Netflix’s latest romcom exists solely for Noah Centineo, and maybe that’s enough.

The Perfect Date pretends to be something bold, new and different with a shiny, original premise. It’s about high school senior Brooks Rattigan — yes that’s his real name — who’s strapped for cash, so he creates an app called The Stand-In where he does just that. Women of all ages hire him to be a date for a variety of different occasions.

He goes from pretending to be a cowboy one day to an art connoisseur the next. And this is all so he can save up money to attend his dream school, Yale. Now this is all very fine and well, but this isn’t actually the plot of Netflix’s latest romantic comedy, which seem to be churning out by the month at this point.
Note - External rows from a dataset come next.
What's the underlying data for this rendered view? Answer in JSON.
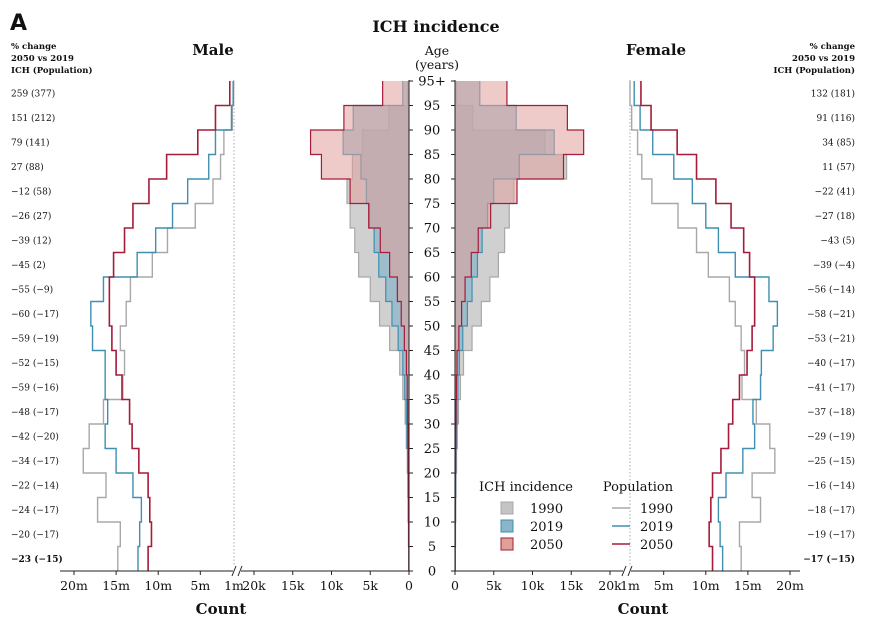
{
  "chart_data": {
    "type": "population-pyramid",
    "panel_label": "A",
    "title": "ICH incidence",
    "left_label": "Male",
    "right_label": "Female",
    "age_axis_label": "Age",
    "age_axis_unit": "(years)",
    "x_axis_label": "Count",
    "pct_header": [
      "% change",
      "2050 vs 2019",
      "ICH (Population)"
    ],
    "age_ticks": [
      "0",
      "5",
      "10",
      "15",
      "20",
      "25",
      "30",
      "35",
      "40",
      "45",
      "50",
      "55",
      "60",
      "65",
      "70",
      "75",
      "80",
      "85",
      "90",
      "95",
      "95+"
    ],
    "incidence_ticks": [
      "20k",
      "15k",
      "10k",
      "5k",
      "0"
    ],
    "incidence_ticks_right": [
      "0",
      "5k",
      "10k",
      "15k",
      "20k"
    ],
    "population_ticks": [
      "20m",
      "15m",
      "10m",
      "5m",
      "1m"
    ],
    "population_ticks_right": [
      "1m",
      "5m",
      "10m",
      "15m",
      "20m"
    ],
    "age_groups": [
      "0-4",
      "5-9",
      "10-14",
      "15-19",
      "20-24",
      "25-29",
      "30-34",
      "35-39",
      "40-44",
      "45-49",
      "50-54",
      "55-59",
      "60-64",
      "65-69",
      "70-74",
      "75-79",
      "80-84",
      "85-89",
      "90-94",
      "95+"
    ],
    "male_pct_change": [
      "−23 (−15)",
      "−20 (−17)",
      "−24 (−17)",
      "−22 (−14)",
      "−34 (−17)",
      "−42 (−20)",
      "−48 (−17)",
      "−59 (−16)",
      "−52 (−15)",
      "−59 (−19)",
      "−60 (−17)",
      "−55 (−9)",
      "−45 (2)",
      "−39 (12)",
      "−26 (27)",
      "−12 (58)",
      "27 (88)",
      "79 (141)",
      "151 (212)",
      "259 (377)"
    ],
    "female_pct_change": [
      "−17 (−15)",
      "−19 (−17)",
      "−18 (−17)",
      "−16 (−14)",
      "−25 (−15)",
      "−29 (−19)",
      "−37 (−18)",
      "−41 (−17)",
      "−40 (−17)",
      "−53 (−21)",
      "−58 (−21)",
      "−56 (−14)",
      "−39 (−4)",
      "−43 (5)",
      "−27 (18)",
      "−22 (41)",
      "11 (57)",
      "34 (85)",
      "91 (116)",
      "132 (181)"
    ],
    "incidence": {
      "male": {
        "1990": [
          30,
          80,
          120,
          150,
          220,
          350,
          500,
          800,
          1200,
          2500,
          3800,
          5000,
          6500,
          7000,
          7600,
          8000,
          7300,
          6000,
          2600,
          200
        ],
        "2019": [
          20,
          50,
          80,
          100,
          150,
          250,
          350,
          550,
          800,
          1400,
          2200,
          3000,
          3900,
          4500,
          5100,
          5500,
          6200,
          8500,
          7200,
          800
        ],
        "2050": [
          15,
          40,
          60,
          80,
          100,
          130,
          170,
          230,
          330,
          600,
          1000,
          1500,
          2500,
          3700,
          5200,
          7600,
          11300,
          12700,
          8400,
          3400
        ]
      },
      "female": {
        "1990": [
          30,
          70,
          100,
          130,
          200,
          300,
          450,
          700,
          1100,
          2200,
          3400,
          4500,
          5600,
          6400,
          7000,
          7600,
          14400,
          11600,
          2300,
          200
        ],
        "2019": [
          20,
          40,
          60,
          80,
          120,
          180,
          260,
          380,
          560,
          1000,
          1600,
          2200,
          2900,
          3500,
          4200,
          5000,
          8300,
          12800,
          7900,
          3200
        ],
        "2050": [
          15,
          30,
          50,
          60,
          80,
          100,
          130,
          180,
          260,
          500,
          850,
          1300,
          2100,
          3000,
          4600,
          8000,
          14000,
          16600,
          14500,
          6700
        ]
      }
    },
    "population": {
      "male": {
        "1990": [
          14.8,
          14.5,
          17.2,
          16.2,
          18.9,
          18.2,
          16.5,
          14.2,
          14.0,
          14.5,
          13.8,
          13.3,
          10.7,
          8.9,
          5.6,
          3.5,
          2.6,
          2.2,
          1.2,
          1.05
        ],
        "2019": [
          12.4,
          12.2,
          12.0,
          13.0,
          15.0,
          16.3,
          16.0,
          16.3,
          16.3,
          17.8,
          18.0,
          16.5,
          12.5,
          10.3,
          8.3,
          6.5,
          4.0,
          3.2,
          1.3,
          1.1
        ],
        "2050": [
          11.2,
          10.8,
          11.0,
          11.2,
          12.3,
          13.1,
          13.4,
          14.3,
          15.0,
          15.5,
          15.8,
          15.8,
          15.3,
          14.0,
          13.0,
          11.1,
          9.0,
          5.3,
          3.2,
          1.5
        ]
      },
      "female": {
        "1990": [
          14.2,
          14.0,
          16.5,
          15.5,
          18.2,
          17.6,
          16.0,
          14.3,
          14.6,
          14.2,
          13.5,
          12.8,
          10.3,
          8.9,
          6.7,
          3.6,
          2.4,
          1.9,
          1.2,
          1.0
        ],
        "2019": [
          12.0,
          11.7,
          11.5,
          12.4,
          14.4,
          15.8,
          15.6,
          16.5,
          16.6,
          18.0,
          18.5,
          17.5,
          13.5,
          11.5,
          10.0,
          8.4,
          6.2,
          3.7,
          2.2,
          1.5
        ],
        "2050": [
          10.8,
          10.4,
          10.6,
          10.8,
          11.8,
          12.7,
          13.2,
          14.0,
          14.9,
          15.5,
          15.8,
          15.8,
          15.2,
          14.5,
          13.0,
          11.2,
          8.9,
          6.6,
          3.5,
          2.3
        ]
      }
    },
    "legend": {
      "incidence_title": "ICH incidence",
      "population_title": "Population",
      "series": [
        "1990",
        "2019",
        "2050"
      ]
    },
    "colors": {
      "1990": "#a8a8a8",
      "2019": "#3f8fb0",
      "2050": "#a51c3a",
      "fill_1990": "#c4c4c4",
      "fill_2019": "#8ab4c8",
      "fill_2050": "#e0a09a"
    }
  }
}
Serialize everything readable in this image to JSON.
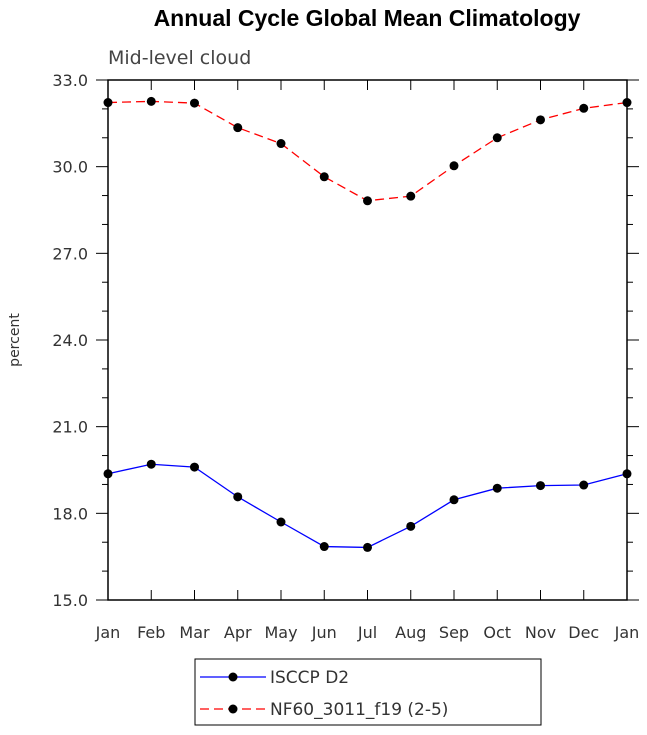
{
  "chart_data": {
    "type": "line",
    "title": "Annual Cycle Global Mean Climatology",
    "subtitle": "Mid-level cloud",
    "ylabel": "percent",
    "xlabel": "",
    "categories": [
      "Jan",
      "Feb",
      "Mar",
      "Apr",
      "May",
      "Jun",
      "Jul",
      "Aug",
      "Sep",
      "Oct",
      "Nov",
      "Dec",
      "Jan"
    ],
    "ylim": [
      15.0,
      33.0
    ],
    "yticks": [
      "15.0",
      "18.0",
      "21.0",
      "24.0",
      "27.0",
      "30.0",
      "33.0"
    ],
    "grid": false,
    "legend_position": "bottom",
    "series": [
      {
        "name": "ISCCP D2",
        "color": "#0000ff",
        "style": "solid",
        "marker": "circle",
        "values": [
          19.37,
          19.7,
          19.6,
          18.57,
          17.7,
          16.85,
          16.82,
          17.55,
          18.47,
          18.87,
          18.96,
          18.98,
          19.37
        ]
      },
      {
        "name": "NF60_3011_f19 (2-5)",
        "color": "#ff0000",
        "style": "dashed",
        "marker": "circle",
        "values": [
          32.22,
          32.26,
          32.2,
          31.35,
          30.8,
          29.65,
          28.82,
          28.98,
          30.03,
          31.0,
          31.62,
          32.02,
          32.22
        ]
      }
    ]
  }
}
Noah Centineo originally broke out with the widely popular To All the Boys I Loved Before, a charming movie about a guy who pretends to be a boyfriend. We won’t talk about Sierra Burgess Is a Loser to jump to The Perfect Date, where Noah Centineo plays a guy who pretends to be a boyfriend.

It all starts when Brooks is set up as a date for Celia Lieberman (Laura Marano) to attend a dance, and they pretend to be together. She remains reluctant the entire time, but they strike up the start to a fun but prickly friendship regardless. Later, at a party, they plan their big public break-up in order for each of them to get with their respective love interests.

Of course, we know how this goes…potential love interests fall to the wayside, and those who are actually meant to be together are thrust together in the end. The Perfect Date, however, desperately wants you to believe the movie isn’t as simple as that. Brooks has an app, after all! An app where he goes on dates with women, lying about who he is and through that, learns he’s been lying to himself this whole time about what he truly wants!

The movie slides in a message about wealth and privilege with the conversation of college admissions gets swirled around. Brooks’ ultimate goal is Yale instead of attending UCONN like his dad wants. Taking place in this east coast Ivy League incubator, Brooks and Celia and their classmates are surrounded by pressures of money and status. But the realization that a public university is good enough after all comes a little cheap.

There’s a scene at a party where Celia cracks open a pint of vanilla ice cream and admits that, yes, the flavor might appear boring, but there’s a lot of nuance going on beneath the surface. She could also be describing what this movie wants to be.

A conversation about being true to yourself, keeping up appearances for the sake of status and realizing that, at just 18 years old, you don’t have to have your entire life plan figured out, all of this is, admittedly, roiling beneath the surface of this romcom.

But, of course, the movie sidesteps all that, and even sidesteps its own clever premise of Brooks’ dating app idea to make it a footnote to a more conventional story about the odd couple who becomes the couple. We know where it’s going from the minute it begins, but we also knew that about To All the Boys I’ve Loved Before. However, that movie was more successfully able to bob and weave away from our expectations and escape the tropes of the genre.

But, then there’s Noah Centineo. Netflix was smart to hold on to him with a vice grip and throw him as the leading man of their next romcom. He’s very easy on the eyes, and he has a smarmy swagger that in any other context would probably be grating, but he makes it work for himself so well.

It’s actually surprising he’s been typecast as the romantic lead because he has the look and vibe of an actor who could really dig into playing a villain or a bully, and he’d probably kill at it. That’s not the case, though, and we have him as our charming, handsome but also down-to-earth and awkward romantic lead. And we can thank Netflix for that.

Let’s say we were to transport back to nearly a decade ago to something like Easy A, the big screen romcom that gave Emma Stone her breakout. Noah Centineo probably could’ve done a similar breaking out. The Perfect Date, if it was a better movie, of course, could’ve been his Easy A.

It’s time to get Noah Centineo’s big puppy dog eyes on the big screen. And we’re in luck because he’ll be starring as Langston in the new sequel/reboot of Charlie’s Angels, directed by Elizabeth Banks. I’ll be ready.